Накормили, напоили люди Ефима, положили спать и сами легли.

Лежит Ефим и не спит, и не выходит у него из головы Елисей, как он видел его в Иерусалиме три раза в переднем месте.

«Так вот он где, – думает, – упередил меня! Мои труды приняты, нет ли, а его-то принял Господь».

Наутро распрощались люди с Ефимом, наклали ему пирожков на дорогу и пошли на работу, а Ефим – в путь-дорогу.

 

XII

 

Ровно год проходил Ефим. На весну вернулся домой. Пришел он домой к вечеру. Сына дома не было: в кабаке был. Пришел он выпивши, стал его Ефим расспрашивать. По всему увидал, что замотался без него малый.

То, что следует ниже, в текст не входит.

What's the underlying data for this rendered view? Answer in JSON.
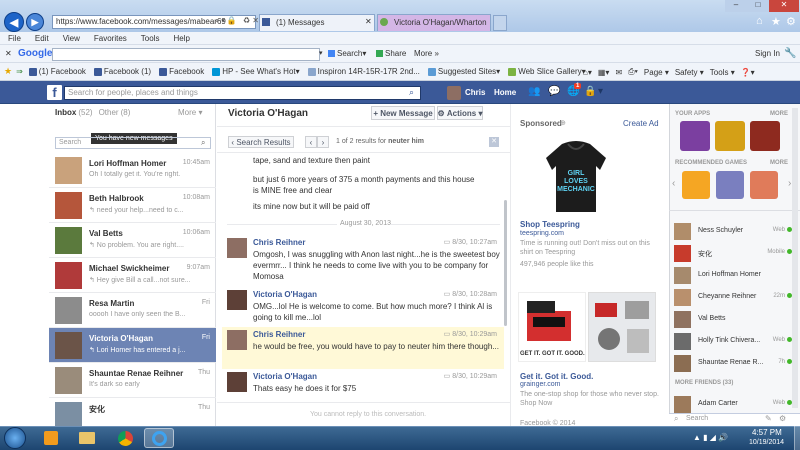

Деньги все провел дурно, дела упустил. Стал его отец щунять. Стал сын грубиянить.

– Ты бы, – говорит, – сам поворочал, а то ты ушел ходить да еще деньги с собой унес все, а с меня спрашиваешь.

Рассерчал старик, побил сына.

Наутро вышел Ефим Тарасыч к старосте о сыне поговорить, идет мимо Елисеева двора. Стоит старуха Елисеева на крылечке, здоровается:

– Здорово, кум, – говорит, – здорово ли, касатик, сходил?

Остановился Ефим Тарасыч.

– Слава Богу, – говорит, – сходил, твоего старика потерял, да, слышу, он домой вернулся.

И заговорила старуха – охотница была покалякать.

– Вернулся, – говорит, – кормилец, давно вернулся. Вскоре после Успенья, никак. Уж и рады же мы были, что его Бог принес! Скучно нам без него. Работа уж от него какая, – года его ушли. А все голова, и нам веселей. Уж и парень-то как радовался! Без него, – говорит, – как без света в глазу. Скучно нам без него, желанный, любим мы его, уж как жалеем.

– Что ж, дома, что ль, он теперь?

– Дома, родной, на пчельнике, рои огребает. Хороша, – баит, – роевщина. Такую Бог дал силу пчеле, что старик и не запомнит. Не по грехам, – баит, – Бог дает. Заходи, желанный, уж как рад-то будет.

Пошел Ефим через сени, через двор на пчельник к Елисею. Вошел на пчельник, смотрит – стоит Елисей без сетки без рукавиц, в кафтане сером под березкой, руки развел и глядит кверху, и лысина блестит во всю голову, как он в Иерусалиме у Гроба Господня стоял, а над ним, как в Иерусалиме, сквозь березку, как жар горит, играет солнце, а вокруг головы золотые пчелки в венец свились, вьются, а не жалят его. Остановился Ефим.

Окликнула старуха Елисеева мужа.

– Кум, – говорит, – пришел!

Оглянулся Елисей, обрадовался, пошел куму навстречу, полегонечку пчел из бороды выбирает.

– Здорово, кум, здорово, милый человек... Хорошо сходил?

– Ноги сходили, и водицы тебе с Иордана-реки принес. Заходи, возьми, да принял ли Господь труды...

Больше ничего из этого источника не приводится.